Greco v. Zuidema
This text of 303 A.D.2d 680 (Greco v. Zuidema) is published on Counsel Stack Legal Research, covering Appellate Division of the Supreme Court of the State of New York primary law. Counsel Stack provides free access to over 12 million legal documents including statutes, case law, regulations, and constitutions.
Opinion
—In two related support proceedings pursuant to Family Court Act article 4, the father appeals, as limited by his brief, from so much of an order of the Family Court, Dutchess County (Brands, J.), dated January 9, [681]*6812002, as denied his objections to so much of an order of the same court (Kaufman, H.E.), dated November 7, 2001, as, after a hearing, inter alia, directed him to pay child support in the amount of $210.71 weekly. Justice Schmidt has been substituted for the late Justice O’Brien (see 22 NYCRR 670.1 [c]).
Ordered that the order dated January 9, 2002, is reversed insofar as appealed from, as a matter of discretion, without costs or disbursements, the order dated November 7, 2001, is vacated, and the matter is remitted to the Family Court, Dutchess County, for a hearing before a different hearing examiner in accordance herewith.
The parties, who were divorced in 1998, are the parents of three children. The respondent mother sought an award of support and expenses for the parties’ oldest child, while the appellant father cross-petitioned for support for the parties’ two younger children, who reside with him. Several days before the two petitions were scheduled for a consolidated hearing, the father learned of an unavoidable job-related conflict, and requested an adjournment; the mother consented to this request.

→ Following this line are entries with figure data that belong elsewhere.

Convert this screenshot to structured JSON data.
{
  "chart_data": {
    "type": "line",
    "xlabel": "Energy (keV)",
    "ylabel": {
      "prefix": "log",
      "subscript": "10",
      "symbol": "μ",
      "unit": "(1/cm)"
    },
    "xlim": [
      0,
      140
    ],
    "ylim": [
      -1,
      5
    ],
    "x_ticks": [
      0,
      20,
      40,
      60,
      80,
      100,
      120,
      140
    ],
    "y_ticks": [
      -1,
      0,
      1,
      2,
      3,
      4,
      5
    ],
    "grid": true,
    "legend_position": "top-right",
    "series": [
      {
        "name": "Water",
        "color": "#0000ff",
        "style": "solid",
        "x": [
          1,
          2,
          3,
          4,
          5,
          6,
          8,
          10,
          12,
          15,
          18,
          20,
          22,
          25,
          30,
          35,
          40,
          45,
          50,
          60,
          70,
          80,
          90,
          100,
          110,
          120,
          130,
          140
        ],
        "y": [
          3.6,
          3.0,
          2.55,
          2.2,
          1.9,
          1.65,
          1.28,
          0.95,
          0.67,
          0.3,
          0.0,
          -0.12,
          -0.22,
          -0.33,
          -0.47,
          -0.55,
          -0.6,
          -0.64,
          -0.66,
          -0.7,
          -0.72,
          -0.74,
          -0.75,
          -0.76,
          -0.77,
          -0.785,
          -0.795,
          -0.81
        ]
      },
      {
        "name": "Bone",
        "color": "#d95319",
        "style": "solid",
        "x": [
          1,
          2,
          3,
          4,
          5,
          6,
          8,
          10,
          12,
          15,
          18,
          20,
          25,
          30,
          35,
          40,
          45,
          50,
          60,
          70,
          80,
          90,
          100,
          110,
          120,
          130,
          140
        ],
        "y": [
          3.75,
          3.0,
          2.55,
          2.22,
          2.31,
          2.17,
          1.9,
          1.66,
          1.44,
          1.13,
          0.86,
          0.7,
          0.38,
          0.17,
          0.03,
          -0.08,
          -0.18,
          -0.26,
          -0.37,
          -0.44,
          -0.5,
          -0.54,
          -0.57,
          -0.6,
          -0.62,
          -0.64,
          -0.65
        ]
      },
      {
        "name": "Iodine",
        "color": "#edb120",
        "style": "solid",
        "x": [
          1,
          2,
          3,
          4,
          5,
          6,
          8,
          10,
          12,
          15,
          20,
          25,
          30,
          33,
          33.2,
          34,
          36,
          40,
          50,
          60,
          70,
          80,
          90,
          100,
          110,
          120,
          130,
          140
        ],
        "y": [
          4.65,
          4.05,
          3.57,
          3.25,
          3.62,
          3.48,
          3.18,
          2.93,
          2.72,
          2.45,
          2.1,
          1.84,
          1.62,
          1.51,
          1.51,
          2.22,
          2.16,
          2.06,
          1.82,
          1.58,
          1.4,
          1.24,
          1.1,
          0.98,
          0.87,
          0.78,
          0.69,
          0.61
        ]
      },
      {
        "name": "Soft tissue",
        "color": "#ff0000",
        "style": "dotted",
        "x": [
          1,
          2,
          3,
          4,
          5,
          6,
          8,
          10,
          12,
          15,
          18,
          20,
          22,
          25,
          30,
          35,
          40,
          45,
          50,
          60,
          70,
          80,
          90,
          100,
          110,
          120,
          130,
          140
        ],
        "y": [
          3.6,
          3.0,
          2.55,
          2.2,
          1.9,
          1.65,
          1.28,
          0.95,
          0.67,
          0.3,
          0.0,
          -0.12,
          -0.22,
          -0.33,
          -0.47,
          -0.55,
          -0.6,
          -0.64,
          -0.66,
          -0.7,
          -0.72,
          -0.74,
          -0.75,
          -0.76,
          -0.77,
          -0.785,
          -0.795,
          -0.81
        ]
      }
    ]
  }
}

While the decision to grant or deny an adjournment is left to the Hearing Examiner’s discretion (see Family Ct Act § 435 [b]; Bay Ridge Fed. Sav. & Loan Assn v Morano, 199 AD2d 354, 355 [1993]; Gramma v Gramma, 161 AD2d 899 [1990]; Matter of Shirley R. v Ricardo B., 144 AD2d 472 [1988]), in light of the fact that this was the first requested adjournment, the mother consented thereto, and the father was also a cross-petitioner, the Hearing Examiner’s refusal to grant the father an adjournment was an improvident exercise of discretion (see Sutka v Sutka, 281 AD2d 470 [2001]; Feldman v Feldman, 204 AD2d 268 [1994]; Saborio v Saborio, 147 AD2d 468 [1989]; McPeek v Krisher, 134 AD2d 578 [1987]; but see Matter of Shirley R. v Ricardo B., supra; Matter of Claburn v Claburn, 128 AD2d 937 [1987]).
Since a new hearing is required, we do not reach the parties’ remaining contentions. Ritter, J.P., Feuerstein, Luciano and Schmidt, JJ., concur.